Perkembangan dunia kuliner membuka peluang usaha yang lain, seperti
pembuatan bumbu instan. Permintaan yang terus meningkat, memungkinkan
pemain baru mencicipi bisnis bumbu siap saji.
Perputaran waktu
yang serasa kian cepat, menuntut orang untuk selalu bertindak efektif
dan efisien dalam pekerjaan sehari-hari. Kebutuhan itu juga ada saat
menyiapkan masakan untuk disantap atau untuk bekal.
Proses
memasak yang cepat juga harus dilakukan oleh pengusaha kuliner atau
pemilik restoran. Maklum, memasak dalam jumlah besar biasanya
membutuhkan waktu relatif lama. Padahal, jam makan pengunjung sangat
terbatas.
Demi memangkas waktu dan tenaga, ibu-ibu rumah tangga
dan juru masak lebih mengandalkan bumbu siap saji.
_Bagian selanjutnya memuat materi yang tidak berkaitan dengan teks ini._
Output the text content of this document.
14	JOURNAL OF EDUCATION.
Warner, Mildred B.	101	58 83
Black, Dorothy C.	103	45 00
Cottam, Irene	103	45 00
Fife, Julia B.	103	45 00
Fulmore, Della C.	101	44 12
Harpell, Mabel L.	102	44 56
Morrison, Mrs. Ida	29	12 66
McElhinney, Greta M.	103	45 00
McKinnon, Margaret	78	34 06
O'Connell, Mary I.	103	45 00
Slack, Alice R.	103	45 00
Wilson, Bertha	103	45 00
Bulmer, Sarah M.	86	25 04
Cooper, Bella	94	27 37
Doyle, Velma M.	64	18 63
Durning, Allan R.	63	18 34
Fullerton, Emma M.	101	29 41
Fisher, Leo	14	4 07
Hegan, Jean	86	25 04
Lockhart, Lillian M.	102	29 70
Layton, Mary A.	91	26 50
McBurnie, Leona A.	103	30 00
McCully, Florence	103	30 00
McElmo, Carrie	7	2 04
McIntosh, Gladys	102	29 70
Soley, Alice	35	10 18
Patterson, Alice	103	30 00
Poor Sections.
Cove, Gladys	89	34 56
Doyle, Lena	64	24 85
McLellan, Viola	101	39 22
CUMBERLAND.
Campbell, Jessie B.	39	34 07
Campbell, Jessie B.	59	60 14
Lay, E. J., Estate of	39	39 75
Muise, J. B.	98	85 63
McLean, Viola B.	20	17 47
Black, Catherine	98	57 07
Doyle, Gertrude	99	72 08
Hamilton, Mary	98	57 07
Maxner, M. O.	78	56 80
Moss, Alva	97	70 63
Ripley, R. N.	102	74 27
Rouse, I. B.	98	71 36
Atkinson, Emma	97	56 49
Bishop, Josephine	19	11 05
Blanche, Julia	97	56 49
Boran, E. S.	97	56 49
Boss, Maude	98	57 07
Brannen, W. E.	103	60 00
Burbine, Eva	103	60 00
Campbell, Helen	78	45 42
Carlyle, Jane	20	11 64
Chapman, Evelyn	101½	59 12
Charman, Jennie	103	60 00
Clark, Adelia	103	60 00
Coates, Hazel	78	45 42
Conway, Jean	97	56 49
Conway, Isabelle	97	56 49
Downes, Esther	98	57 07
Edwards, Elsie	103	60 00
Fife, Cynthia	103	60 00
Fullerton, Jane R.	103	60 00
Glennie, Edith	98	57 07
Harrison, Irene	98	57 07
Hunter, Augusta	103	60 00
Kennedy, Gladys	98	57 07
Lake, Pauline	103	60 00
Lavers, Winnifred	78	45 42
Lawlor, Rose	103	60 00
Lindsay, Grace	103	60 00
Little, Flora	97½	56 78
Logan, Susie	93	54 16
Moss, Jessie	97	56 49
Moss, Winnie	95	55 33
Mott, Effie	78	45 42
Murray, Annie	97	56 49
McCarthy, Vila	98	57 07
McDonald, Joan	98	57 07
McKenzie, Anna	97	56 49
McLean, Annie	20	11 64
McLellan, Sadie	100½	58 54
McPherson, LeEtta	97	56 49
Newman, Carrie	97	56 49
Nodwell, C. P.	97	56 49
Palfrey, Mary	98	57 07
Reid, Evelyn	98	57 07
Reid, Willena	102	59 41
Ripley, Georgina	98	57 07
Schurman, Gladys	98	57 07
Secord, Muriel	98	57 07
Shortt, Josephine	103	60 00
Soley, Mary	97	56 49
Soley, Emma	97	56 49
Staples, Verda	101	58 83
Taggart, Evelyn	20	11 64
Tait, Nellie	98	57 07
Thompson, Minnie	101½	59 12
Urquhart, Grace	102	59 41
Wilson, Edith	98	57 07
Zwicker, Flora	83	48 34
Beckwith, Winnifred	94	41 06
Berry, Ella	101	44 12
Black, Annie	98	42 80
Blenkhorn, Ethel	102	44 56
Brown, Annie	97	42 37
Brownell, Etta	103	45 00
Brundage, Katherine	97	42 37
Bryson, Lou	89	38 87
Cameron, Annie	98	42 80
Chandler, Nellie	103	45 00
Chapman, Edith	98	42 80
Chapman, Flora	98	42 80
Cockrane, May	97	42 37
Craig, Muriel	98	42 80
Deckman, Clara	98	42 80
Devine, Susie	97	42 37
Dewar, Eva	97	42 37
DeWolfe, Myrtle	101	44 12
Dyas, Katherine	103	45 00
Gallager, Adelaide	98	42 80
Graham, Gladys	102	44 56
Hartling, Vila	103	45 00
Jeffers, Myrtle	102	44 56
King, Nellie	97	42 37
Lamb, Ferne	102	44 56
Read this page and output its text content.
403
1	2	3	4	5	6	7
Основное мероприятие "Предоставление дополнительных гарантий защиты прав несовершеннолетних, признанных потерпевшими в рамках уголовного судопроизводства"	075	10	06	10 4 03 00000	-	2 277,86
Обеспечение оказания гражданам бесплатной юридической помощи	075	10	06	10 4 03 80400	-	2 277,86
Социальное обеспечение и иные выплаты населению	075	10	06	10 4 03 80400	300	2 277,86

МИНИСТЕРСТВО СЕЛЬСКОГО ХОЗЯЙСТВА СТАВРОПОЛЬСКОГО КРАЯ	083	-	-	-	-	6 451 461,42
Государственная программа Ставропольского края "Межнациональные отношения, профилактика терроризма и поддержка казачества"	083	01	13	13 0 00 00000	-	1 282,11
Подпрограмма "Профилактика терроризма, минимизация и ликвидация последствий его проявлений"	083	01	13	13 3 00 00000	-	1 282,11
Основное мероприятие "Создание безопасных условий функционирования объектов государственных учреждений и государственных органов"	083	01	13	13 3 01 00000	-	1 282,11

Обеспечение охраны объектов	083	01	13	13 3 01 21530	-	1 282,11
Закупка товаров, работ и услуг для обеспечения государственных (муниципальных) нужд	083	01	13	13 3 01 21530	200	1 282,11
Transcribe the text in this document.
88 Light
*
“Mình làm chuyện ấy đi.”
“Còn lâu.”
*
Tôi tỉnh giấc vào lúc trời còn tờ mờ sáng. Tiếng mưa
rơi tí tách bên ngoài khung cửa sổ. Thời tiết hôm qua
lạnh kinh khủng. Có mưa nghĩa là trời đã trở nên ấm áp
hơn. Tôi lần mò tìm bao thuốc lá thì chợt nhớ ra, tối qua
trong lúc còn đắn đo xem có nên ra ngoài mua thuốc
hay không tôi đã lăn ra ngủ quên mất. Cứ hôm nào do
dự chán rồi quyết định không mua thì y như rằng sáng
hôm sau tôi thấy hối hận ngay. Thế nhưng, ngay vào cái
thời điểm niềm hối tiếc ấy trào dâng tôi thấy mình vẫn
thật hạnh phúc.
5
Apalagi, hasil
masakan dari bumbu-bumbu ini tak kalah sedap dibanding bila diracik
sendiri.
Semakin banyaknya pemakaian bumbu cepat saji terlihat
dari meningkatnya pesanan ke produsen. Gerak Tani misalnya. Produsen
bumbu giling yang berlokasi di Jakarta ini memproduksi hingga 0,5 ton
bumbu per hari. “Permintaannya terus meningkat setiap tahun,” ujar Neken
Jamin Sembiring, pemilik Gerak Tani.
Menjelang hari raya
Lebaran, Gerak Tani melipatgandakan produksi bumbunya hingga 1 ton. Dari
usaha ini, mereka mendulang omzet hingga Rp 6 juta dalam sehari.
Selain
menjual di pasar-pasar tradisional, Gerak Tani juga melayani konsumen
dari kalangan hotel, restoran dan katering (horeka). “Dahulu
perbandingan penjualan ke rumah tangga dan horeka 70:30. Kini sudah
50:50,” kata Neken.
Pelanggan horeka itu biasanya memesan
langsung bumbu yang mereka butuhkan ke Gerak Tani. Beberapa pelanggan
horeka di antaranya Indocater, Aerofood Acs dan beberapa pengecer
seperti Carrefour dan Naga Swalayan.
Kini, Gerak Tani memiliki 60
jenis bumbu masakan. Selain bumbu masakan, mereka juga menyediakan
bumbu giling untuk masing-masing rempah, seperti jahe giling, kunyit
giling, kemiri, dan cabe giling.
Beragam bumbu instan itu dipasarkan Gerak Tani dalam bentuk krim , pasta, dan bubuk. Bumbu itu dikemas dalam standing pouch
dan plastik vakum dengan ukuran 180 gram (gr). Harga bumbu mulai Rp
7.000 hingga Rp 14.000 untuk penjualan di pasar tradisional, dan
berkisar Rp 20.000 hingga Rp 25.000 untuk ritel modern.
Ramainya
permintaan bumbu siap saji juga menggiring PT Ayam Goreng Fatmawati
Indonesia, ikut mencicipi bisnis ini. Melalui anak usaha bernama Rempah
Spice, mereka membuat bumbu masak berlabel Fatmawati. “Kami tertarik
karena peluangnya besar,” kata Johan Wahyudi, Business Development
Manager PT Ayam Goreng Fatmawati Indonesia.
Rempah Spice
menyediakan 40 jenis bumbu masak untuk makanan seperti ayam goreng, sop
iga, sayur asem, empal, rendang, pepes ikan, soto dan tumis. Harga
jualnya berkisar Rp 12.000 hingga Rp 13.000 per sachet isi 30 gr hingga
50 gr.
Dalam sebulan, Rempah Spice membuat sekitar 0,5 ton
bumbu. Dari produksi itu, mereka mengantongi omzet dari Rp 70 juta
hingga Rp 120 juta.
Tak jauh berbeda dengan Gerak Tani, Rempah
Spice juga melayani sejumlah hotel dan restoran yang tersebar di
Jakarta, Bogor dan Bekasi. Bahkan, konsumen bumbu terbesar datang dari
segmen korporat, yang menyumbang kontribusi hingga 90% dari pendapatan.
Baik
Neken maupun Johan berpendapat, prospek bisnis bumbu siap saji ini
masih cerah. Mereka pun mengaku bisa mengantongi profit hingga 20%.
Lezat dan sertifikasi
Peluang
produsen bumbu instan juga masih terbuka lebar. Apalagi, jika melihat
jumlah penduduk Indonesia yang besar dan perkembangan dunia kuliner.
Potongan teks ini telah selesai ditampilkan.